Mais aujourd’hui, et ce n’est pas la première fois, l’Eglise est l’objet d’une controverse intérieure, à laquelle l’opinion publique s’intéresse vivement. Celle-ci, sous prétexte de ramener l’Eglise à ses origines, à ses valeurs spirituelles authentiques, détermine deux principes fondamentaux : la structure et l’Esprit; nous pourrions dire : le corps humain organique et l’animation divine de l’Eglise. Jusque-là, aucune objection. Les difficultés surgissent lorsqu’on accuse la structure d’être abusive, difforme, précaire, nuisible, en d’autres termes, inutile. Elle nécessiterait des changements radicaux, pour répondre aux critiques ou même la dissolution pure et simple. La structure serait une dérivation illégitime — ou du moins non nécessaire — de l’ancienne formule de l’Eglise apostolique. Ce serait une structure autoritaire, juridique, formaliste, anti-évangélique, anti-historique, profanée par la course au pouvoir, à la richesse, au conservatisme et destinée à se séparer du monde.

Les charismes de l’Esprit





Au contraire, l’Esprit est charismatique, prophétique, libre et libérateur. Nous ne pouvons que nous réjouir de la priorité accordée ici à l’Esprit-Saint qui, par sa grâce, fait vivre, illumine, guide et sanctifie l’Eglise. Parmi tant de lourdeurs qui éloignent les esprits des réalités spirituelles, cet intérêt prioritaire, accordé aux charismes de l’Esprit, est digne de la plus haute considération : vue sous cet aspect, l’Eglise devient de manière subjective, la réalité religieuse par excellence, personnelle, intérieure, libre et heureuse ; en même temps, elle devient une réalité qui résulte objectivement d’une communication transcendante et mystérieuse avec l’Esprit divin, vrai et vivifiant. Mais cette réalité ne doit pas être confondue avec la pathologie religieuse, la superstition, le subjectivisme spirituel ou avec l’excitation collective ; elle doit être ramenée à la communauté de la foi et servir à son édification.
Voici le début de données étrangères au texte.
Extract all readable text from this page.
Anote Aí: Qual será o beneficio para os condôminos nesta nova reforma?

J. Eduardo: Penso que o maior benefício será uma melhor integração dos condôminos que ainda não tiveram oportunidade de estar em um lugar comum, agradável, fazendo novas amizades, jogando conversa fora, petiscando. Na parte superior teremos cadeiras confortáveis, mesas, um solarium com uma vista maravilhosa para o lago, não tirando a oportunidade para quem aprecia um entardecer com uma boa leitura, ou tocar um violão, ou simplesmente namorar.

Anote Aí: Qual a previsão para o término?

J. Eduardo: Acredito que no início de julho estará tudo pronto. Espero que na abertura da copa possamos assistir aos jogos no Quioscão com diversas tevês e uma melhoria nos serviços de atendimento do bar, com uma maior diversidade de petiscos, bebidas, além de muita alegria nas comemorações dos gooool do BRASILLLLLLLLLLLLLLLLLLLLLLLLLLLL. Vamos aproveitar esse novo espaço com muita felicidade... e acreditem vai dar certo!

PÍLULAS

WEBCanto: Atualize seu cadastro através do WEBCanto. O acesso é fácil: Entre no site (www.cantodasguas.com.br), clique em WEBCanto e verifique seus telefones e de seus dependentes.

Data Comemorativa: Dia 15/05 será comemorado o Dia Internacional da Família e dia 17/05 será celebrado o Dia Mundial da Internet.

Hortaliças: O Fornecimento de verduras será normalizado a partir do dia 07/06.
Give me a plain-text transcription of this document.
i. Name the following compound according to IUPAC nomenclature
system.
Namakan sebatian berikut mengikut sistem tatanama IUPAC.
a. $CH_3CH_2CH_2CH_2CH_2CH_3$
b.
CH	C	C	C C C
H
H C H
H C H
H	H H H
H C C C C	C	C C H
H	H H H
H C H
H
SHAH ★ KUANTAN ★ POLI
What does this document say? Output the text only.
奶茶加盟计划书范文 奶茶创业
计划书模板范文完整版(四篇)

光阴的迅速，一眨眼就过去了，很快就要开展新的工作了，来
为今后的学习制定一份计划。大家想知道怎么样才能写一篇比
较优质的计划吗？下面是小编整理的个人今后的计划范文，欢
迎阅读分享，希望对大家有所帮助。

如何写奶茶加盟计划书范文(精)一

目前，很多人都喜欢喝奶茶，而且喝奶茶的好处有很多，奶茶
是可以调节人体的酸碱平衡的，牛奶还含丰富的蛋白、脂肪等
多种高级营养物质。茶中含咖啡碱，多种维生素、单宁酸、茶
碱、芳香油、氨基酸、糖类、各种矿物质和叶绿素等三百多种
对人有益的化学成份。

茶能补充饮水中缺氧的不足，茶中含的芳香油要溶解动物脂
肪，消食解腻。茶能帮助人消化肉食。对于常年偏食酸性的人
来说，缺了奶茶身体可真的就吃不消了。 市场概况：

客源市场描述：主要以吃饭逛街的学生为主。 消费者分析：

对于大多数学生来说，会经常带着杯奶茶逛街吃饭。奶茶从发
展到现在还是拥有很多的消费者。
Cette réalité ne peut faire abstraction du dessein divin qui offre à l’Eglise, aux communautés des croyants, le don polyvalent de l’Esprit et qui en organise l’effusion par un ministère complexe et qualifié (1Co 4,1 1Co 12,1 ss. ; 1Co 14,37-40 1P 4,10 ss. ). On ne peut isoler l’économie de l’Esprit — même si Celui-ci, comme dit le Seigneur, souffle où il veut (Jn 3,8) — des structures, tant ministérielles que sacramentelles, instituées par le Christ, germées comme une plante de sa semence, de sa Parole.

L’Eglise signe et instrument de l’Esprit





Aujourd’hui, nous essayons de trouver le juste rapport entre la structure visible, humaine, sacramentelle de l’Eglise et le mystère de l’Esprit dont elle est signe et instrument et dont nous tirons notre vie chrétienne. Nous verrons comment ce rapport est inhérent au dessein de l’Incarnation et de la Rédemption, comment il confère un caractère sacré à tout chrétien, sacerdoce royal commun à tous, et comment il a créé un sacerdoce ministériel qui rend organique et unitaire la communauté du peuple de Dieu; sacerdoce qui fait resplendir une dignité christiforme incomparable (le dialogue de St. Jean Chrysostome sur le sacerdoce met en évidence cet aspect sublime) ; sacerdoce doué de pouvoirs pastoraux, riches de magistère (cf. Lc Lc 10,16 Jn 15,26-27 Jn 16,13 Mt 28,19 etc. ), de sanctification (1Co 11,24 Jn 20,23) ; sacerdoce totalement voué à la charité qui devient un service (Mt 20,28), un service d’autorité (1Co 4,21 1P 4,11) mais si généreux, si humain, si paternel et si fraternel, conforme à celui du Christ, le bon Pasteur par excellence, qui sacrifie sa vie pour son troupeau (Jn 10, 11, 12).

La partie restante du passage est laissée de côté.